Brasiliens Demokratur

Martin Ling über den Beschluss gegen Ex-Präsident Lula

Die Uhr tickt für Brasiliens Ex-Präsidenten Luiz Inácio »Lula« da Silva. Nach dem Beschluss des Obersten Gerichtes in Brasilía spricht viel dafür, dass Lula nach dem 10. April seine Haftstrafe von zwölf Jahren und einem Monat antreten muss, zu der er wegen Korruption bereits in zweiter Instanz verurteilt wurde. Dass der Fall alles andere als juristisch unumstritten ist, zeigt das mit sechs zu fünf Richterstimmen knappe Ergebnis.

Dabei ging es um die Frage, ob Lula bis zum letztinstanzlichen Urteil auf freiem Fuß bleiben darf oder schon - gegen einen bisher geltenden Verfassungsgrundsatz - davor in Haft muss.
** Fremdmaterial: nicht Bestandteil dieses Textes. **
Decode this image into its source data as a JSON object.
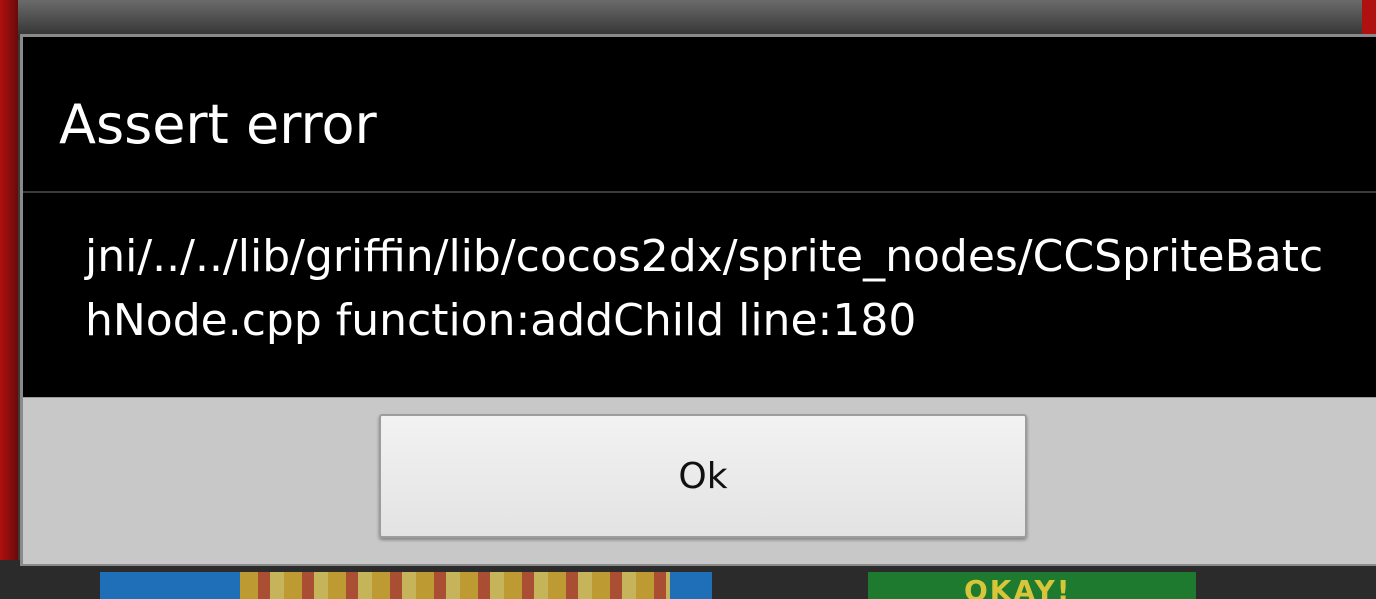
{
  "dialog": {
    "title": "Assert error",
    "message": "jni/../../lib/griffin/lib/cocos2dx/sprite_nodes/CCSpriteBatchNode.cpp function:addChild line:180",
    "ok_label": "Ok"
  },
  "background": {
    "okay_banner_text": "OKAY!"
  },
  "colors": {
    "dialog_bg": "#000000",
    "button_bar_bg": "#c8c8c8",
    "button_bg": "#eeeeee",
    "text_light": "#ffffff"
  }
}
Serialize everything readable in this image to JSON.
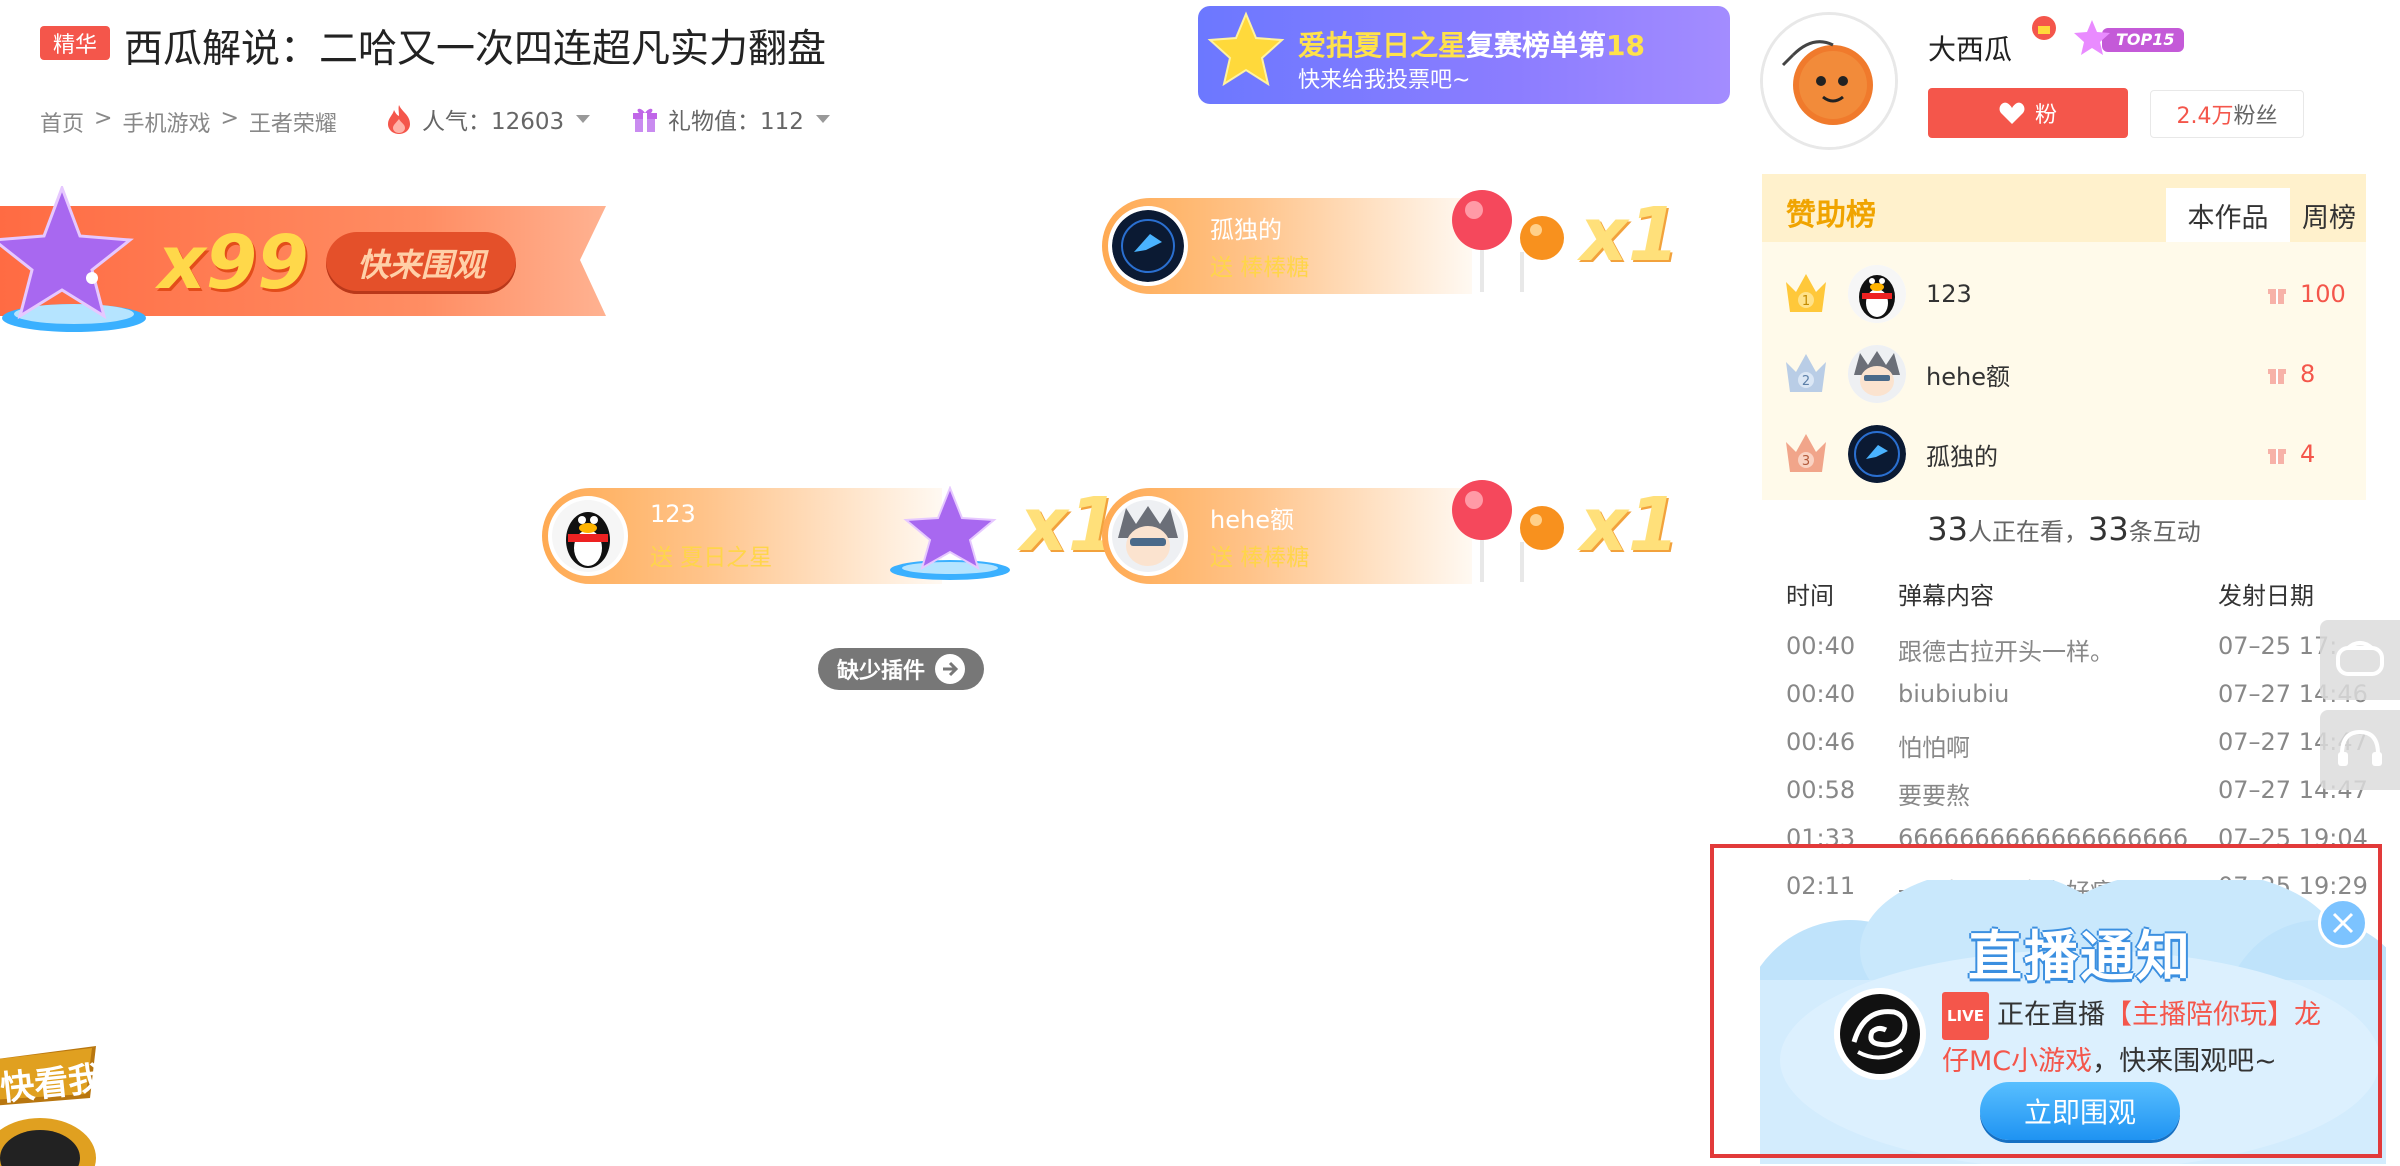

So polarisiert wie das Oberste Gericht ist auch die brasilianische Gesellschaft: Mehr als 30 Prozent wollen Lula kommenden Oktober wieder ins höchste Amt wählen, so er antreten darf, die Hälfte schließt aus, für ihn zu stimmen, und nicht wenige wollen ihn im Gefängnis sehen - und sei es nur als Symbol für die in der politischen Klasse verbreitete Korruption, persönliche Schuld hin oder her.

Das Verfahren gegen Lula ist ein Indiz mehr dafür, dass Brasiliens Gesellschaft gerade die größte Zäsur seit dem Ende der Diktatur (1964 - 1985) erfährt. Dass ein General im Ruhestand unverhohlen damit drohte, dass die Situation »mit Kugeln gelöst werden« müsste, sollte Lula nicht ins Gefängnis kommen, spricht Bände. Brasiliens Demokratie ist bereits eine Demokratur und das muss noch nicht das bittere Ende sein.